A lenda de Jarid, Dandara e das guerreiras de nossa terra

A história e as lendas de heroína quilombola inspiram livro de Jarid Arraes

Por Maíra Carvalho Branco Ribeiro Do Revista Capitolina

Escritora de cordel urbana e conectada, com pegada feminista: como montar esse quebra-cabeça?

Jarid Arraes consegue com destreza. Feminista e jornalista-escritora, ela está lançando seu primeiro livro de prosa,  As lendas de Dandara. Autora da coluna na Revista Fórum e de trinta cordéis, ela produziu dez contos sobre a guerreira quilombola Dandara dos Palmares, companheira de Zumbi dos Palmares, que mostram uma história que muitos brasileiros esqueceram.

A Jarid conversou com a Capitolina sobre como foi escrever seu primeiro livro e como ela achou nas palavras a melhor maneira de se expressar.

Jarid, você é jornalista, feminista, escritora. O que veio primeiro na sua vida, a escrita ou o feminismo? Como foi esse processo?

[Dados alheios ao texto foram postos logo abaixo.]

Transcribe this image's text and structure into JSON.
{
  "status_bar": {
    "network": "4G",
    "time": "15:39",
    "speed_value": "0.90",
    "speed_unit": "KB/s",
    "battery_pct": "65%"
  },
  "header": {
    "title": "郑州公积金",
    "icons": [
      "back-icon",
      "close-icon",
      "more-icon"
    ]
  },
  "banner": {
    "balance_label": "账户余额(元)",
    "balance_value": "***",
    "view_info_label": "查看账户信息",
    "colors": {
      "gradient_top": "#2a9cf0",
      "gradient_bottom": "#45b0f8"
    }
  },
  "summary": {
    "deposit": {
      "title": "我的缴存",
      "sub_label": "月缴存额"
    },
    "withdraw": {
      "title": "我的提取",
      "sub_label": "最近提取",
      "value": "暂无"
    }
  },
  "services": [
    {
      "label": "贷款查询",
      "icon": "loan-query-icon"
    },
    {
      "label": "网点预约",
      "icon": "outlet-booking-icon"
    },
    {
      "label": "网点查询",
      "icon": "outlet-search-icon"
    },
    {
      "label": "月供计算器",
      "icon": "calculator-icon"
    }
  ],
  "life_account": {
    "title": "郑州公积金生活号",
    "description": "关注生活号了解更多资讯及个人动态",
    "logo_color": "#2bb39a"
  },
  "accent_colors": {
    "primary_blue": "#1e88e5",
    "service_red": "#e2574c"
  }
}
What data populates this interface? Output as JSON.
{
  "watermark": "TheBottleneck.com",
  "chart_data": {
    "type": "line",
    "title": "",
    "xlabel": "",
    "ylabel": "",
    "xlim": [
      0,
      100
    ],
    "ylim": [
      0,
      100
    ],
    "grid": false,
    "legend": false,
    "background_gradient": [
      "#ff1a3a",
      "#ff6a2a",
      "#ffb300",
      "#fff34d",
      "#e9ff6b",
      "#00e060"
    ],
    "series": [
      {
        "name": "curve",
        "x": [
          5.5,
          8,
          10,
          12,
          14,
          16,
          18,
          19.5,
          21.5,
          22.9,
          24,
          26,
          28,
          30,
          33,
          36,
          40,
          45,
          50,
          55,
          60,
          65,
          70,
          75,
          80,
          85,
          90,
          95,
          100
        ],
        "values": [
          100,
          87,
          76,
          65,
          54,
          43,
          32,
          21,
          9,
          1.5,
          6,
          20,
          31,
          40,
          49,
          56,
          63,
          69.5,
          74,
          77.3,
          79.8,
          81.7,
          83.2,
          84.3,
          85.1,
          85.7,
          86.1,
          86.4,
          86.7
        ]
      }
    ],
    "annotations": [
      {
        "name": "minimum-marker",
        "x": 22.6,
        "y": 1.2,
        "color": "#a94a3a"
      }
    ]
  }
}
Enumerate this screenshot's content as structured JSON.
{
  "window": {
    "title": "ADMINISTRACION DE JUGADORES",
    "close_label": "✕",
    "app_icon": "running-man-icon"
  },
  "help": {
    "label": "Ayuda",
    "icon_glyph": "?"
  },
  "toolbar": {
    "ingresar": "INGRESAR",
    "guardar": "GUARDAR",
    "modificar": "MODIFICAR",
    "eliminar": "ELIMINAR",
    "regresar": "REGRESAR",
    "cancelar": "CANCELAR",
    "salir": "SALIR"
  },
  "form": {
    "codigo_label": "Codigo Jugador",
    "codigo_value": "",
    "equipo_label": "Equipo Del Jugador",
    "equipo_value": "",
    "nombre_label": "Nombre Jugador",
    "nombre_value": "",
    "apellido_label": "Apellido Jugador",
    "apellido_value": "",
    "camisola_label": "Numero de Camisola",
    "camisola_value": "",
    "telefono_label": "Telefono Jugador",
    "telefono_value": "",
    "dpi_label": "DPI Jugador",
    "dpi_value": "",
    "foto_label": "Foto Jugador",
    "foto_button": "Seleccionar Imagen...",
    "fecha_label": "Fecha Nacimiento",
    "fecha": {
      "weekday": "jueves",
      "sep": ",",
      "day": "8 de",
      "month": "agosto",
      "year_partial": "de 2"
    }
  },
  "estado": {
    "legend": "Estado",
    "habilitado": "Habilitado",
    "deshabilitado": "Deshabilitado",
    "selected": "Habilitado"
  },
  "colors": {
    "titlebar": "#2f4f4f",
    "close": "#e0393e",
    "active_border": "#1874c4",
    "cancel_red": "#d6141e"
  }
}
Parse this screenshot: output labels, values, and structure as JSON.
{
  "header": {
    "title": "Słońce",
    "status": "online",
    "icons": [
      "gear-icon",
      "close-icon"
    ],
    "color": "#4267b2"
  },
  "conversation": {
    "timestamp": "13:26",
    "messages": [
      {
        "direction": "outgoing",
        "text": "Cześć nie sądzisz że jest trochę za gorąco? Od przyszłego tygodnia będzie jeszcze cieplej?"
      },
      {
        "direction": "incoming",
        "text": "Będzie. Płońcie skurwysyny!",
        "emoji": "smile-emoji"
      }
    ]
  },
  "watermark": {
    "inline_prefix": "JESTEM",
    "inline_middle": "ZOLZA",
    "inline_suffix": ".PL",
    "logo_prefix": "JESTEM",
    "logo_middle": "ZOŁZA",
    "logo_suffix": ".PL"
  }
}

Sabe que é até difícil definir isso? Eu escrevia muita coisa desde muito novinha, cheguei a ganhar algumas competições quando criança, mas na minha cabeça a ideia de ser uma escritora, como uma espécie de profissão, era algo muito borrado pela ideia que eu tinha da realidade. Por mais que eu sonhasse com isso, como eu tinha pouquíssimo acesso a obras de escritoras, principalmente negras e nordestinas, eu achava que esse sonho era irrealizável, que eu jamais conseguiria.

O machismo, o racismo e o preconceito contra nordestinos sempre foram coisas que me revoltaram e incomodaram profundamente, mas até que eu conhecesse o Feminismo, eu não sabia organizar muito bem o meu incômodo para compreender a sociedade de maneira mais crítica e política. Quando deparei com o Feminismo foi que tive a sensação de ter encontrado a explicação para todos aqueles desconfortos e foi a minha indignação que me fez voltar a escrever. Primeiro, textos de opinião, conteúdos voltados diretamente para o ativismo e a percepção feminista do mundo; depois senti a necessidade de também expressar esses sentimentos e ideias pela Literatura de Cordel. Com um pouco de apoio de outras mulheres incríveis, fiz um esforço para reconhecer que eu poderia, sim, ter talento. E, finalmente, estou lançando meu primeiro livro.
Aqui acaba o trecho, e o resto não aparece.